Medical Statistics Office, National Cancer Center/National Clinical Research Center for Cancer/Cancer Hospital, Chinese Academy of Medical Sciences and Peking Union Medical College, Beijing 100021, China.
Chin Med J (Engl). 2024 Dec 20;137(24):3101-3107. doi: 10.1097/CM9.0000000000003368. Epub 2024 Nov 13.
Lifetime cancer risk is an index that indicates the cumulative probability of cancer at some age during a person's lifetime.
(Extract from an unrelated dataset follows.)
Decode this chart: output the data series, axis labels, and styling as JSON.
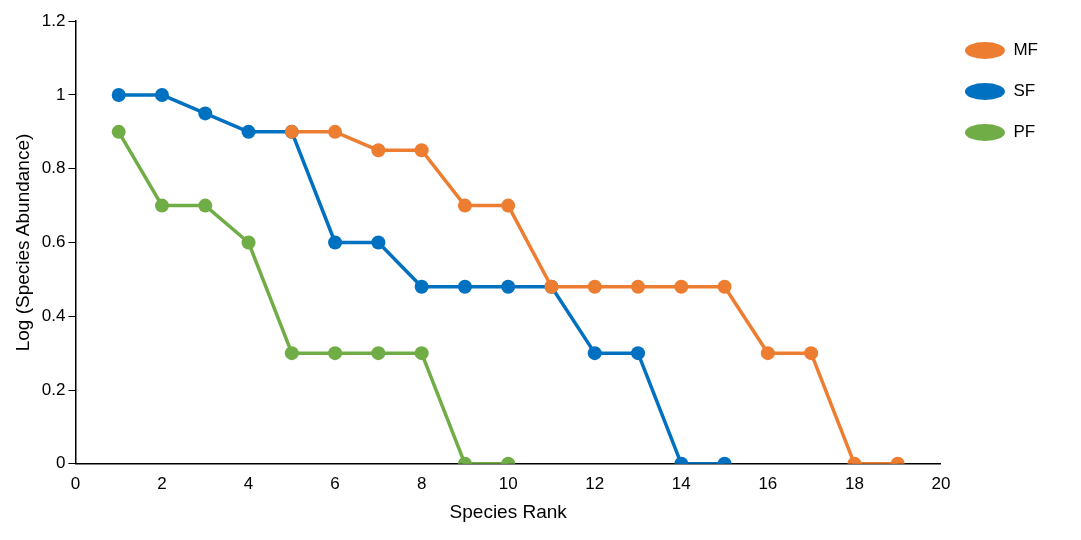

Nevertheless, comparative evaluations regarding the probability of developing lung cancer and dying from the disease among diverse populations at the global, regional, and national levels are scarce.
Lung cancer data from 185 countries were obtained from GLOBOCAN 2022, and data on any other cause of death were acquired from the United Nations. The lifetime risks of lung cancer development and death were estimated using adjustment for multiple primary cancers (AMP) method. The lung cancer risks in countries or regions worldwide were compared by region and the Human Development Index (HDI).
The global lifetime risk of developing and dying from lung cancer in 2022 was 3.49% and 2.69%, respectively. The lifetime probabilities of developing lung cancer in countries/areas with low, medium, high, and very high HDIs were 0.33%, 0.95%, 4.72%, and 5.29%, and dying from lung cancer in low, medium, high and very high HDI countries were 0.30%, 0.86%, 3.69% and 3.92%, respectively. After the age of 40 years, the remaining probability of lung cancer development and death decreased with age, leaving a residual risk of 2.00% and 1.71%, respectively, starting at 70 years.
The probability of developing lung cancer during one's lifetime is equivalent to 1 in 28 and 1 in 37 people suffering and dying from lung cancer. The age-related risk of developing and dying of lung cancer varies among geographic locations with different HDIs.
终生患癌风险是一个指标,它表明一个人一生中在某个年龄患癌的累积概率。然而,在全球、区域和国家层面上,关于不同人群中患肺癌和死于肺癌概率的比较评估却很匮乏。
从全球癌症数据库(GLOBOCAN)2022版中获取了185个国家的肺癌数据,并从联合国获取了任何其他死因的数据。使用多原发癌调整法(AMP)估计肺癌发生和死亡的终生风险。通过地区和人类发展指数(HDI)对全球各国或地区的肺癌风险进行了比较。
2022年全球肺癌发生和死亡的终生风险分别为3.49%和2.69%。人类发展指数低、中、高和非常高的国家/地区患肺癌的终生概率分别为0.33%、0.95%、4.72%和5.29%,人类发展指数低、中、高和非常高的国家死于肺癌的概率分别为0.30%、0.86%、3.69%和3.92%。40岁以后,肺癌发生和死亡的剩余概率随年龄下降,从70岁开始,剩余风险分别为2.00%和1.71%。
一生中患肺癌的概率相当于每28人中就有1人患肺癌,每37人中就有1人死于肺癌。与年龄相关的肺癌发生和死亡风险在不同人类发展指数的地理位置之间存在差异。